While I was in the moment I was actually thinking about how I would write this blog entry. Now that I'm actually sitting down to write it I become hesitant and thus intend to skim brutal honesty.
Intentions should not be misconstrued. I simply believe that there is some fantasy of ultimate pleasure, the desire to connect if not mentally at least physically, to endeavor to obtain the feeling of being beautiful or wanted or (if only temporarily) escaping the confines of my self-imposed mental and physical torture.
There has been an imminent need for me to cleanse myself. In no way do I claim it to be logical or even pleasurable but assume it to be a type of duty, the expected next step to, well, the next step.
I'm hearing things that I don't need to hear, affirmations to semi-nonexistent doubts.
I love the way you feel. Face down to none other than dark blue. Your lower back, nice curves. It's so cold here. You told me to do this, pull your hair. I did? Yes, but not away from your neck so I can run my fingers across it. I think I'm late for dinner. But I'm not finished yet. Closing my eyes, feeling my muscles, waiting for the pain to arrive in three days. Really, it only takes three days? I can't go back. But you will. Pressure, god this is all a show, I'm so good at acting. I tricked you into believing that it was the truth. Is that evil? Yea, kinda. This isn't why I'm here. You had other plans. I should have known. I'm oblivious sometimes. Or maybe I'm just angry. But I love you. No you don't, don't you see this is all part of the scene? One act play. Re-run. Rinse and repeat. Closing my eyes and imagining elsewhere is effective but a fallacy. Fuck you for doing this to me. So my pants are too loose. It's just part of the result. As expected. So I succumb, not because I'm weak but because I'm giving. Not because I want to be but because I have to be.

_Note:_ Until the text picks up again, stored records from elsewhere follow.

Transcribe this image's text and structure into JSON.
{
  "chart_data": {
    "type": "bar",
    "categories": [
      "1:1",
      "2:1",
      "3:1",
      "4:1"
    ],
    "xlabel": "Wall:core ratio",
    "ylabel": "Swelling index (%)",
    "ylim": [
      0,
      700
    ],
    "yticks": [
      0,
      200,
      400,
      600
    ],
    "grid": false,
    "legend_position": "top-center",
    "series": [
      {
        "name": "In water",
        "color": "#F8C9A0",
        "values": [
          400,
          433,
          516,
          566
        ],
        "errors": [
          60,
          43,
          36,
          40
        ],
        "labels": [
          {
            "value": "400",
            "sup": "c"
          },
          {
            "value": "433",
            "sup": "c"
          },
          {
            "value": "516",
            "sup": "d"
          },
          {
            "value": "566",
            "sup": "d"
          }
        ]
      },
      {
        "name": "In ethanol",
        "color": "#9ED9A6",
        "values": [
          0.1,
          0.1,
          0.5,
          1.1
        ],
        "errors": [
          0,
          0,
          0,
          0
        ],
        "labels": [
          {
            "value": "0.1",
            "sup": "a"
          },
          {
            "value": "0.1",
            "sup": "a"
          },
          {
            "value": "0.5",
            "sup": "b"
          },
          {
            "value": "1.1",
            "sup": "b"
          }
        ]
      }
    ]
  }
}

I need to stop waiting for the calls. It's useless. Indeed I can't be closed off from the world but I can diffuse my effort, my fantasies (which have already settled into fears). So easily frightened. I'm always waiting to be let down, waiting, waiting for something. Something new. Something better. Run in circles with yourself trying to be perfect (that's what he always told me), you'll just be dizzy. Nice try, must I apologize for my efforts? Wasn't asking for support, or opinion. Nor was I asking to find myself shoved into a small space, here I am slowly getting taller in Wonderland.
I have to stop waiting. And I have to stop offering myself in such a way. Tried and tested. Not so new, not so exciting. Simple duties. Why am I lacking the strength to disobey them? 'Cause it's all a game, I know. Can't win if you don't play. Even though I don't really think there should be winners or losers, just stick to that gray area between... oh so very pertinent in my life right now.
Actually, what I'm simply trying to say is that I'm really good at checking out.